175.

Hay un deslinde entre los edificios que se diseminan en los alrededores del Temblor, la señal que los aparta como si indicara que conviene evitar un contagio, y es en esa reserva urbana donde los pasadizos de la Ciudad de Sombra son como incrustaciones entre las calles.

Algunas noches Ambrosio Leda se acerca para procurarse un último reposo, cuando hubo suerte y llenó el saco o, al menos, logró mediarlo, o cuando no colmó ninguna expectativa, y todavía apura ese recurso del merecido descanso, pensando que la noche está completa pero que antes de rematarla alguien puede procurar la última provisión.

—De este modo —dice algunas veces, cuando encuentra una compañía con la paralela suerte que tanto se parece a la paralela desgracia que, en la noche de la Ciudad de Sombra, se reparte de modo igualitario— se ajusta mejor la resignación con la expectativa, y el alivio se valora como el don de los caminantes que encuentran la posada a la vuelta de la esquina.

Unas noches, cuando ya la predicción de la mañana se percibe en la brisa que levanta la niebla con un esfuerzo denodado, como si la niebla hubiese fraguado con la compacta determinación de hacer un muro de humedad, Ambrosio llega al Barandales, que es un túnel minero donde los que beben se ordenan en las filas de las largas mesas, entrecruzadas las botellas con las jarras y los candiles.

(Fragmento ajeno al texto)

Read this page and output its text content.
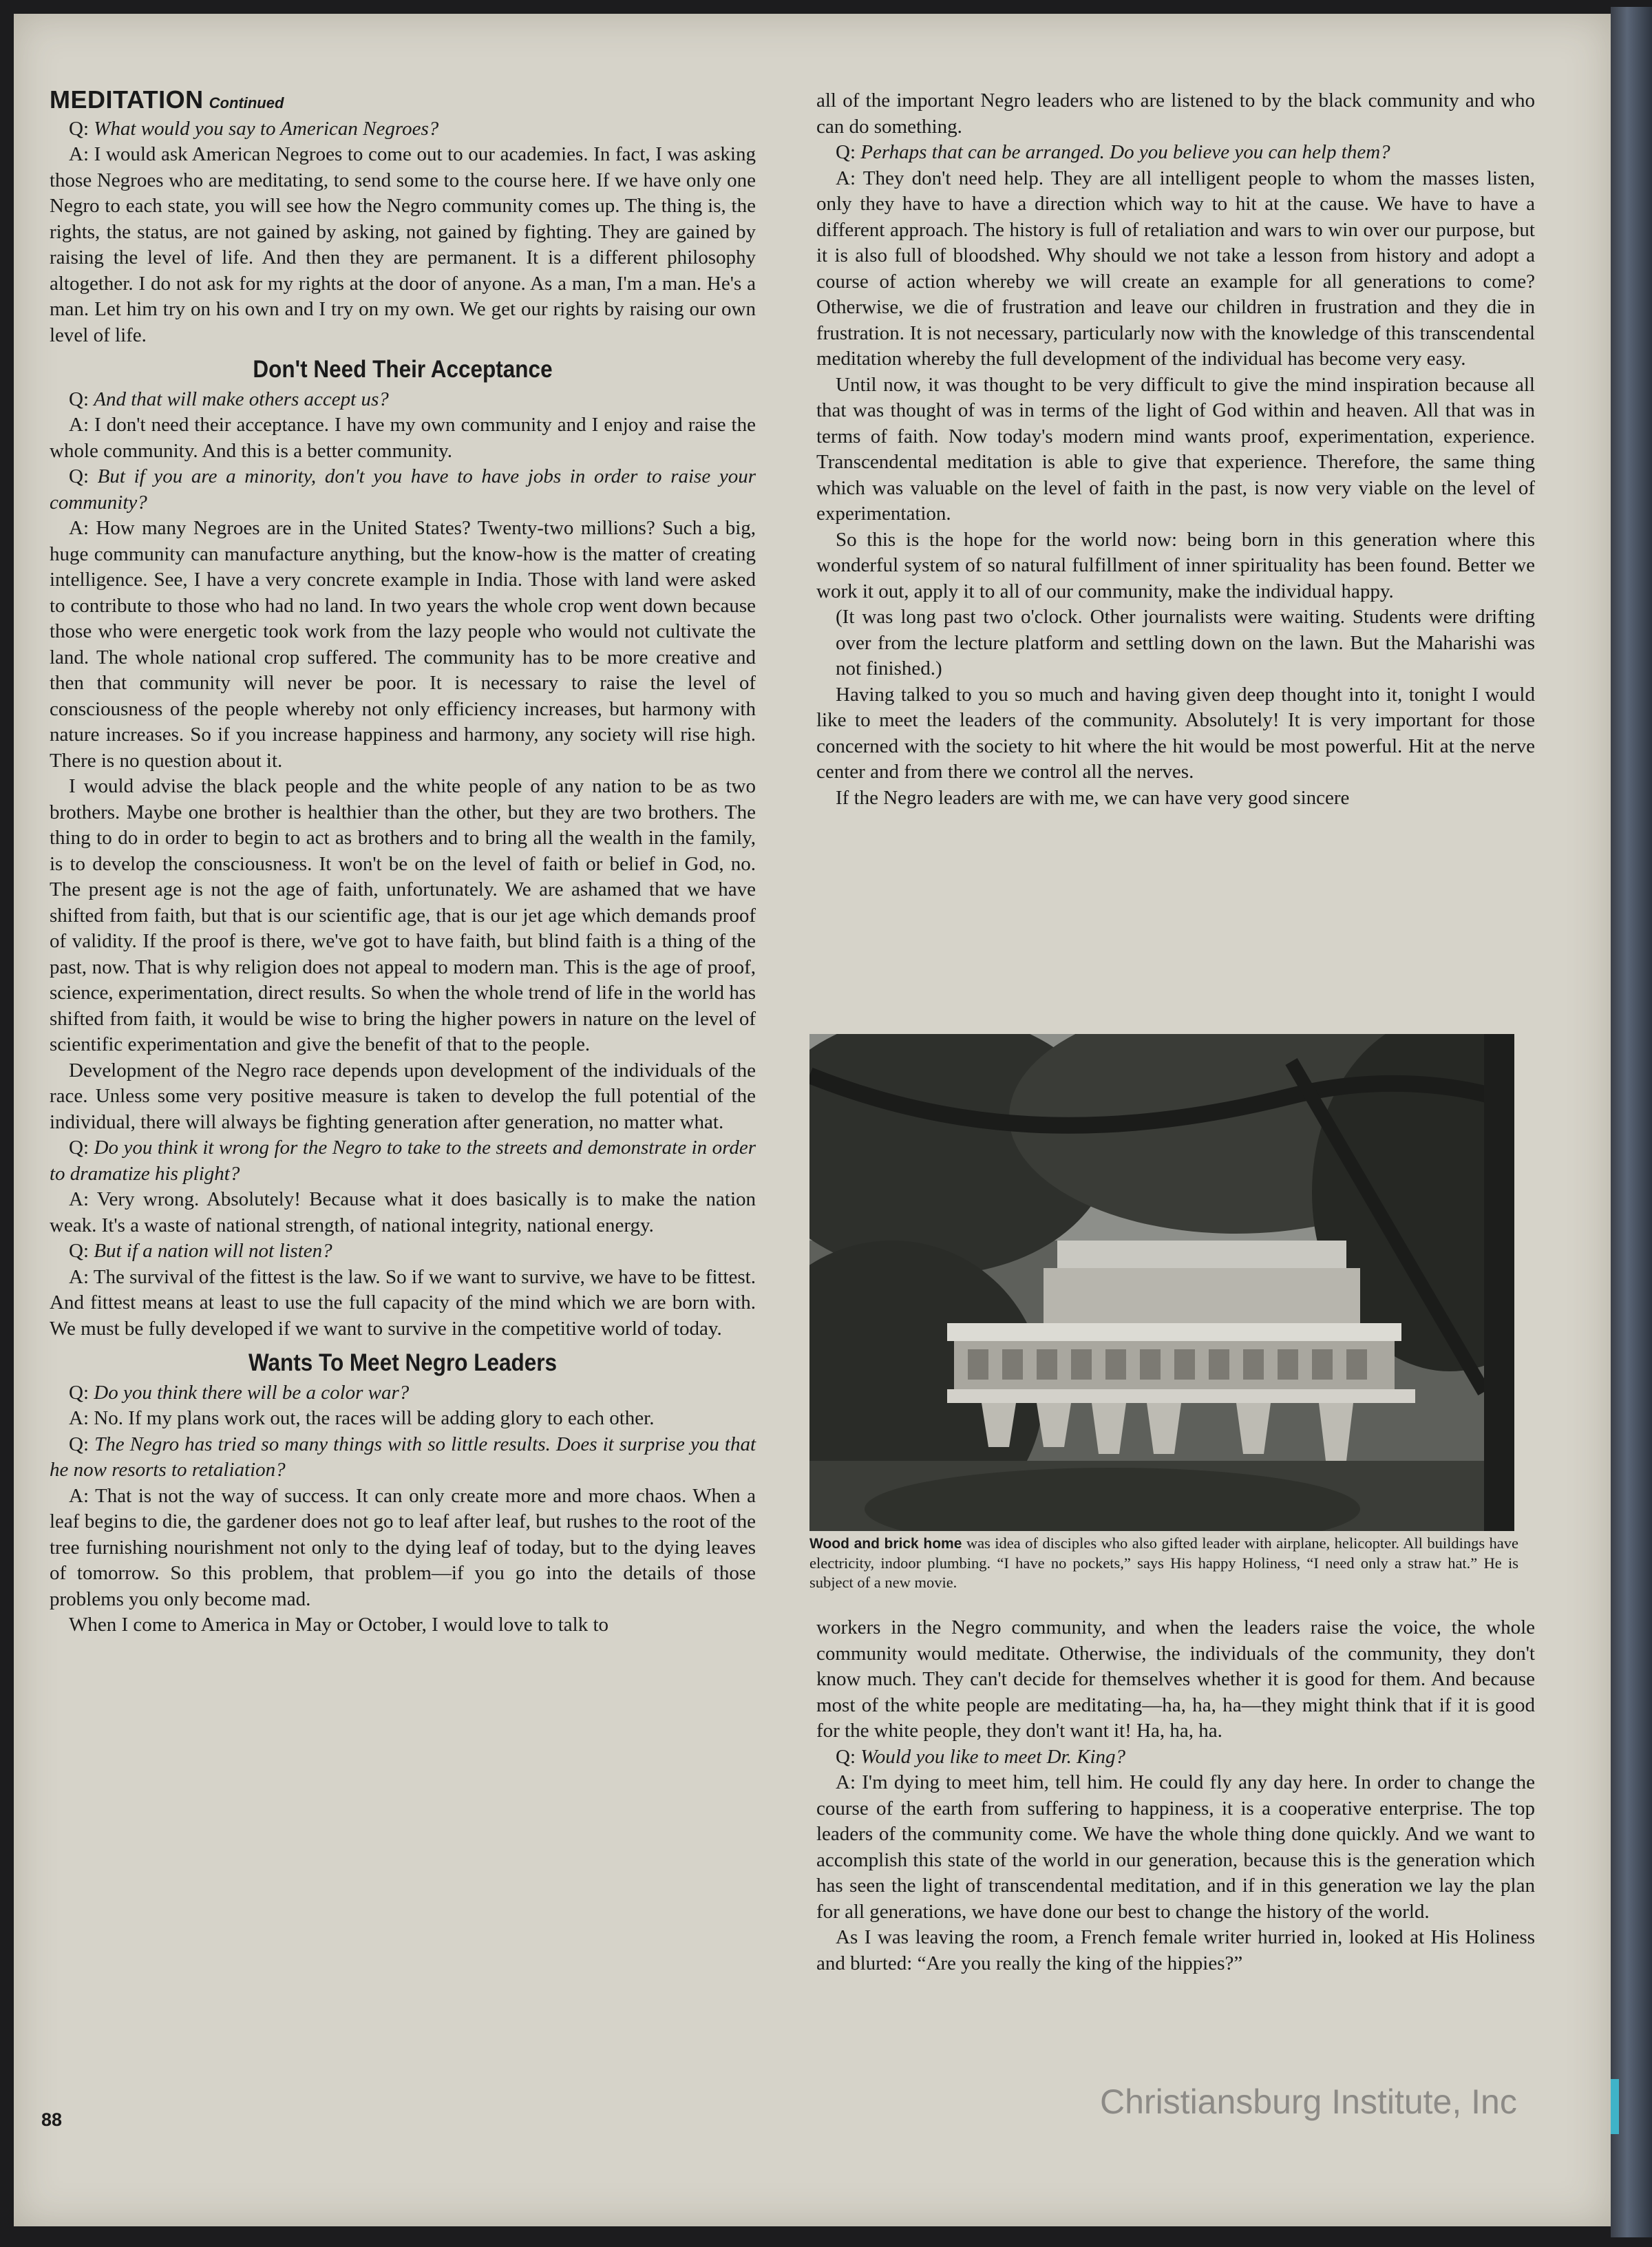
MEDITATION Continued

Q: What would you say to American Negroes?

A: I would ask American Negroes to come out to our academies. In fact, I was asking those Negroes who are meditating, to send some to the course here. If we have only one Negro to each state, you will see how the Negro community comes up. The thing is, the rights, the status, are not gained by asking, not gained by fighting. They are gained by raising the level of life. And then they are permanent. It is a different philosophy altogether. I do not ask for my rights at the door of anyone. As a man, I'm a man. He's a man. Let him try on his own and I try on my own. We get our rights by raising our own level of life.

Don't Need Their Acceptance

Q: And that will make others accept us?

A: I don't need their acceptance. I have my own community and I enjoy and raise the whole community. And this is a better community.

Q: But if you are a minority, don't you have to have jobs in order to raise your community?

A: How many Negroes are in the United States? Twenty-two millions? Such a big, huge community can manufacture anything, but the know-how is the matter of creating intelligence. See, I have a very concrete example in India. Those with land were asked to contribute to those who had no land. In two years the whole crop went down because those who were energetic took work from the lazy people who would not cultivate the land. The whole national crop suffered. The community has to be more creative and then that community will never be poor. It is necessary to raise the level of consciousness of the people whereby not only efficiency increases, but harmony with nature increases. So if you increase happiness and harmony, any society will rise high. There is no question about it.

I would advise the black people and the white people of any nation to be as two brothers. Maybe one brother is healthier than the other, but they are two brothers. The thing to do in order to begin to act as brothers and to bring all the wealth in the family, is to develop the consciousness. It won't be on the level of faith or belief in God, no. The present age is not the age of faith, unfortunately. We are ashamed that we have shifted from faith, but that is our scientific age, that is our jet age which demands proof of validity. If the proof is there, we've got to have faith, but blind faith is a thing of the past, now. That is why religion does not appeal to modern man. This is the age of proof, science, experimentation, direct results. So when the whole trend of life in the world has shifted from faith, it would be wise to bring the higher powers in nature on the level of scientific experimentation and give the benefit of that to the people.

Development of the Negro race depends upon development of the individuals of the race. Unless some very positive measure is taken to develop the full potential of the individual, there will always be fighting generation after generation, no matter what.

Q: Do you think it wrong for the Negro to take to the streets and demonstrate in order to dramatize his plight?

A: Very wrong. Absolutely! Because what it does basically is to make the nation weak. It's a waste of national strength, of national integrity, national energy.

Q: But if a nation will not listen?

A: The survival of the fittest is the law. So if we want to survive, we have to be fittest. And fittest means at least to use the full capacity of the mind which we are born with. We must be fully developed if we want to survive in the competitive world of today.

Wants To Meet Negro Leaders

Q: Do you think there will be a color war?

A: No. If my plans work out, the races will be adding glory to each other.

Q: The Negro has tried so many things with so little results. Does it surprise you that he now resorts to retaliation?

A: That is not the way of success. It can only create more and more chaos. When a leaf begins to die, the gardener does not go to leaf after leaf, but rushes to the root of the tree furnishing nourishment not only to the dying leaf of today, but to the dying leaves of tomorrow. So this problem, that problem—if you go into the details of those problems you only become mad.

When I come to America in May or October, I would love to talk to

all of the important Negro leaders who are listened to by the black community and who can do something.

Q: Perhaps that can be arranged. Do you believe you can help them?

A: They don't need help. They are all intelligent people to whom the masses listen, only they have to have a direction which way to hit at the cause. We have to have a different approach. The history is full of retaliation and wars to win over our purpose, but it is also full of bloodshed. Why should we not take a lesson from history and adopt a course of action whereby we will create an example for all generations to come? Otherwise, we die of frustration and leave our children in frustration and they die in frustration. It is not necessary, particularly now with the knowledge of this transcendental meditation whereby the full development of the individual has become very easy.

Until now, it was thought to be very difficult to give the mind inspiration because all that was thought of was in terms of the light of God within and heaven. All that was in terms of faith. Now today's modern mind wants proof, experimentation, experience. Transcendental meditation is able to give that experience. Therefore, the same thing which was valuable on the level of faith in the past, is now very viable on the level of experimentation.

So this is the hope for the world now: being born in this generation where this wonderful system of so natural fulfillment of inner spirituality has been found. Better we work it out, apply it to all of our community, make the individual happy.

(It was long past two o'clock. Other journalists were waiting. Students were drifting over from the lecture platform and settling down on the lawn. But the Maharishi was not finished.)

Having talked to you so much and having given deep thought into it, tonight I would like to meet the leaders of the community. Absolutely! It is very important for those concerned with the society to hit where the hit would be most powerful. Hit at the nerve center and from there we control all the nerves.

If the Negro leaders are with me, we can have very good sincere

Wood and brick home was idea of disciples who also gifted leader with airplane, helicopter. All buildings have electricity, indoor plumbing. “I have no pockets,” says His happy Holiness, “I need only a straw hat.” He is subject of a new movie.

workers in the Negro community, and when the leaders raise the voice, the whole community would meditate. Otherwise, the individuals of the community, they don't know much. They can't decide for themselves whether it is good for them. And because most of the white people are meditating—ha, ha, ha—they might think that if it is good for the white people, they don't want it! Ha, ha, ha.

Q: Would you like to meet Dr. King?

A: I'm dying to meet him, tell him. He could fly any day here. In order to change the course of the earth from suffering to happiness, it is a cooperative enterprise. The top leaders of the community come. We have the whole thing done quickly. And we want to accomplish this state of the world in our generation, because this is the generation which has seen the light of transcendental meditation, and if in this generation we lay the plan for all generations, we have done our best to change the history of the world.

As I was leaving the room, a French female writer hurried in, looked at His Holiness and blurted: “Are you really the king of the hippies?”

88	Christiansburg Institute, Inc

Otras noches, con igual niebla que la que ahora se derrama como si al fin se desprendiera de la bóveda que la tensaba y, al caer, esparciese los jirones del telón roto, Ambrosio llega al Galimatías, que es un almacén de coloniales donde los que beben aspiran la acritud de los ultramarinos, y los menos versados confunden las arpilleras de las legumbres con las raspas del bacalao.

—Dos negocios tan distintos y tan semejantes… —dicen los clientes que, como Ambrosio Leda, los frecuentan sin reparar demasiado en cuál de los dos entran, sabiendo que el reposo se obtiene con la misma complicidad, y que jamás en uno u otro hubo un sobresalto en esas horas finales de la noche, como si los establecimientos contaran con la bula que los dispensa igual que a los recintos sagrados.

—Dos negocios que, además, no tienen dueño. En la herencia de ambos hubo las mismas defunciones de los herederos, cuando la masa hereditaria se repartía entre igual número de primos hermanos, y las muertes dejaron liberado el patrimonio, como un pecio que flotaba en el naufragio de los propietarios desaparecidos, y sin que ya quedara nadie que tuviera derecho o intención de recogerlo.

—Ni dueño ni entidad… —asegura el cliente más viejo, el que más tiempo lleva aprovechándose de esa circunstancia que transformó el comercio en una dádiva, mientras en el túnel minero reluce al fondo la veta del carbón, y en el almacén de coloniales los géneros y los comestibles se mantienen intactos, en el orden primitivo en que arribaron de ultramar.

Ambrosio llega al Barandales y no necesita abrir la puerta. Ésta es una noche en que la puerta permanece entornada, como si la concurrencia, que ocupa la mayoría de las mesas en la longitud que ampara el techo entibado, tuviese el recelo de un derrumbe o la prevención del grisú que precipitara el desalojo.

—No pensaba volver a verte —le dice Lepo Corada, que está sentado en el límite de un banco, muy cerca de la entrada—, pero sabía que ibas a venir.

Le hace sitio a su lado. Ambrosio apenas duda un momento, el tiempo que Lepo invierte en llenarle un vaso de la botella que tiene más a mano.

—En el Coto nos dieron un susto —recuerda Lepo Corada— y no eres la mejor compañía para verse metido en esos desmanes, aunque sé de sobra que no vas a contarlo. Ya te dije que si se enteran en la Redacción me levantan un falso testimonio.

—La noche, según pasa, menos la recuerdo… —reconoce Ambrosio, que no puede evitar la ansiedad al llevarse el vaso a la boca.

—Mejor que mejor. Aquel chiflado del Coto es de los que todavía desfilan con el arma al hombro. Te pegan un tiro por la espalda y vuelven a mirar los luceros. Los hay que se rascan la entrepierna con la boca del cañón. Yo la noche no quiero olvidarla porque luego la mañana está hueca. En el periodismo agrario las noticias andan esquilmadas, y no existe gacetilla que no tenga su tributo.

Lepo vuelve a llenarle el vaso a Ambrosio.

—Tienes mi saco… —asegura Ambrosio, antes de beber—. Te lo quedaste.

—Lo compré, y no te creas que me salió barato. Ese muchacho que anda contigo no regala nada. Esta suerte tuviste; si no lo hubiera comprado yo, a lo mejor no habrías vuelto a verlo.